Jouer avec la peur ou le sentiment de catastrophe / catastrophisme : la guerre froide est de retour, 11 septembre = peur du terrorisme.
Le prisme du sondage : utilisé pour changer un programme ou un concept mais les résultats peuvent être faussés selon les paramètres et les questions. Il est aussi facile d'utiliser les études corroborées par un comité d'experts.
E.L. Bernays écrit : « l'ingénierie du consentement est l'essence même de la démocratie, la liberté de persuader et de suggérer » (cf. The Engineering of Consent, 1947).
En 1962, Jacques Ellul distingue deux types de propagande la propagande politique, très ancienne et dont on connait globalement aujourd'hui les modes de fonctionnement, et un nouveau type de propagande, la propagande sociologique : « La première (celle des gouvernements, partis et groupes de pression) se distingue de la seconde qui, moins visible, se rapproche de la socialisation, que l’on peut définir elle-même comme "processus d’inculcation des normes et valeurs dominantes par lequel une société intègre ses membres". Ellul oppose le caractère direct, délibéré et coercitif de la propagande politique (que l’on trouve en priorité dans les régimes totalitaires) au caractère "plus vaste", "plus incertain", idéologique, "diffus", inconscient et spontané, de la propagande sociologique. Celle-ci, que l’on répugne à désigner sous le terme de propagande dans nos démocraties pluralistes, agit "en douceur", par "imprégnation". Il s’exprime par la publicité, le cinéma commercial, les relations publiques, la technique en général, l’éducation scolaire, les services sociaux... En partie non intentionnelle, cette propagande repose sur ces activités multiples qui agissent de façon concordante comme un ensemble pour inculquer un certain mode de vie" (source site de l'Association de Jacques Ellul "la propagande" par Patrick Troude-Chastenet, 2006)
Pour comprendre cette évolution des mécanismes de l'influence, et donc de la torsion de notre attention. Nous devons prendre en considération, l'émergence de la publicité et de son "ombre" : le marketing.

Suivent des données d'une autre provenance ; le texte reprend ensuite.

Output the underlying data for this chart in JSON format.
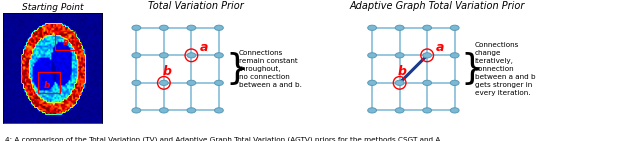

Le marketing de l’attention
Dans ce contexte, l'attention consiste à se mettre en position ou capacité de recevoir des informations dans le but de le traiter et prendre une décision. L'objectif d'un publicitaire consiste à déclencher l'attention de sa ou ses cibles par différents procédés. Capter l'attention pour déclencher un comportement et ou une intention comportementale sont les enjeux du marketing.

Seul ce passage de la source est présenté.